On Sep 2, 7:09 am, "Tim Golden BandTech.com" <tttppp...@yahoo.com> wrote: > > As I go over it again I will stand by the 2 pi claim. If you have a > falsification then please present it. I don't necessarily believe all > of mainstream mathematics so I find it acceptable that you do not > believe mine. Simply stated: the sum of the angles between three > coplanar vectors will always be 2 pi, in any dimension. The converse > holds: If the sum of the angles of three vectors is 2 pi, then the > vectors are coplanar. This is not a proof, but is an observation. I'm > open to falsification, but doubt that you will find one. > >  Tim
I don't really understand what you mean by "sum of the angles between three coplanar vectors will always be 2 pi." I'm assuming you meant dimension greater than or equal to 2 when you said "in any dimension." This statement is trivially false if you just meant "three vectors that that lie in a 2 dimensional subspace."(Take any vector X. Then, take 2X and 3X.) Even if you meant "three vectors that span a 2 dimensional subspace," it is trivially false. (Take two linearly independent vectors, X,Y. Choose X+Y as the third vector. Angle between X&Y, X&(X+Y), and Y&(X+Y) will not add up to 2Pi.)

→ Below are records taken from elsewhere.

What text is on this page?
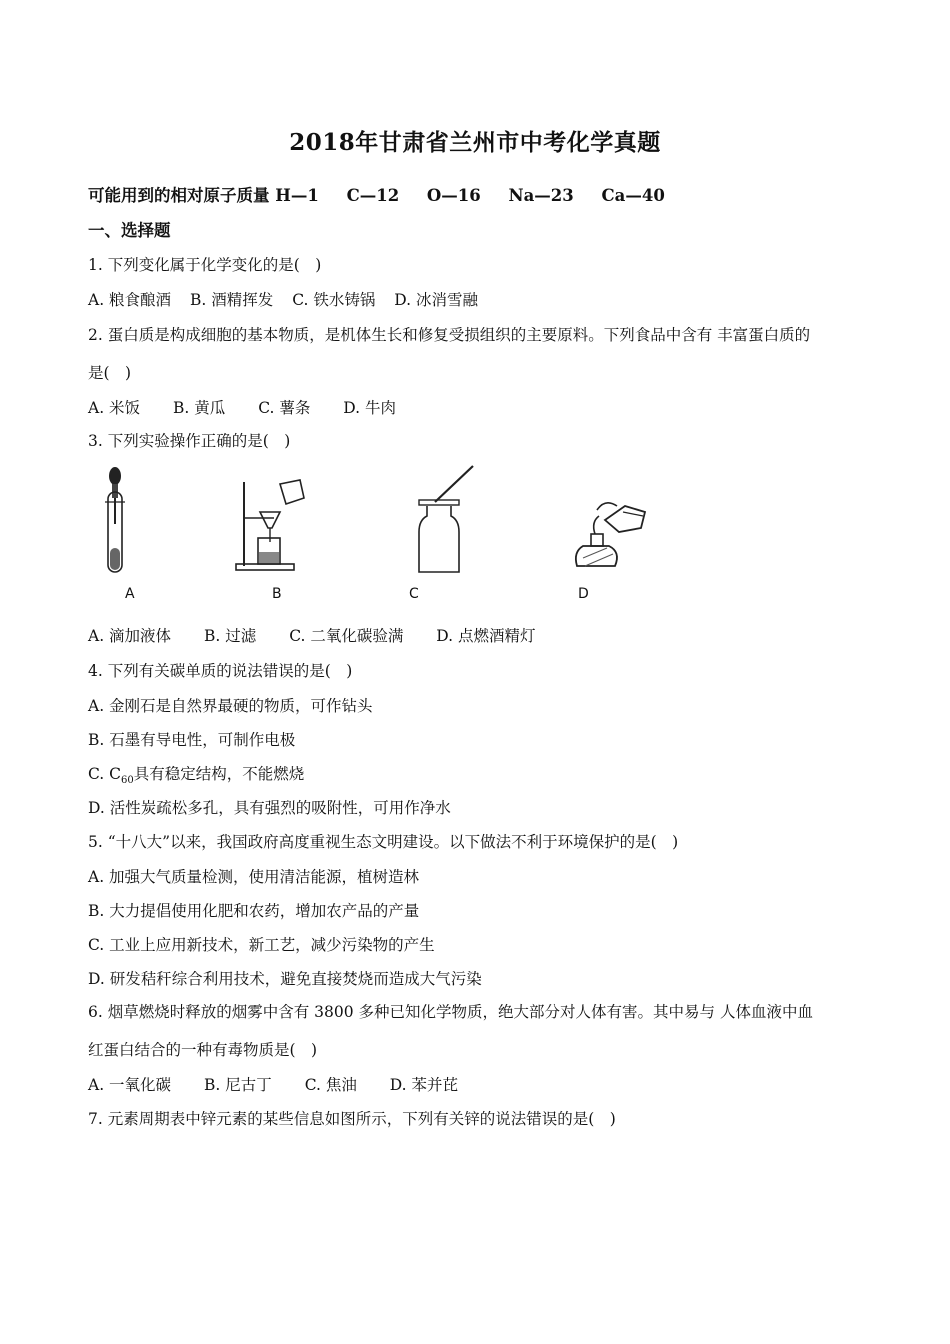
2018年甘肃省兰州市中考化学真题
可能用到的相对原子质量 H—1 C—12 O—16 Na—23 Ca—40
一、选择题
1. 下列变化属于化学变化的是(　)
A. 粮食酿酒 B. 酒精挥发 C. 铁水铸锅 D. 冰消雪融
2. 蛋白质是构成细胞的基本物质，是机体生长和修复受损组织的主要原料。下列食品中含有 丰富蛋白质的
是(　)
A. 米饭 B. 黄瓜 C. 薯条 D. 牛肉
3. 下列实验操作正确的是(　)
A	B	C	D
A. 滴加液体 B. 过滤 C. 二氧化碳验满 D. 点燃酒精灯
4. 下列有关碳单质的说法错误的是(　)
A. 金刚石是自然界最硬的物质，可作钻头
B. 石墨有导电性，可制作电极
C. $C_{60}$具有稳定结构，不能燃烧
D. 活性炭疏松多孔，具有强烈的吸附性，可用作净水
5. “十八大”以来，我国政府高度重视生态文明建设。以下做法不利于环境保护的是(　)
A. 加强大气质量检测，使用清洁能源，植树造林
B. 大力提倡使用化肥和农药，增加农产品的产量
C. 工业上应用新技术，新工艺，减少污染物的产生
D. 研发秸秆综合利用技术，避免直接焚烧而造成大气污染
6. 烟草燃烧时释放的烟雾中含有 3800 多种已知化学物质，绝大部分对人体有害。其中易与 人体血液中血
红蛋白结合的一种有毒物质是(　)
A. 一氧化碳 B. 尼古丁 C. 焦油 D. 苯并芘
7. 元素周期表中锌元素的某些信息如图所示，下列有关锌的说法错误的是(　)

So obviously, you mean something else. Exactly what do YOU mean by three coplanar vectors?
The converse of the statement is also trivially false. Look at a tetrahedron constructed from 4 equilateral triangles. Imagine that one of the vertices is the origin, and imagine that the three edges are vectors in R^3. What are the angles between the vectors? What is the sum of the angles of these vectors? Are these vectors "coplanar"?
I agree with Gerry that perhaps it would be wise for you to learn a bit of conventional mathematics before rejecting it. If you know some algebra, you'd know that your polysign numbers is just a example of a quotient ring.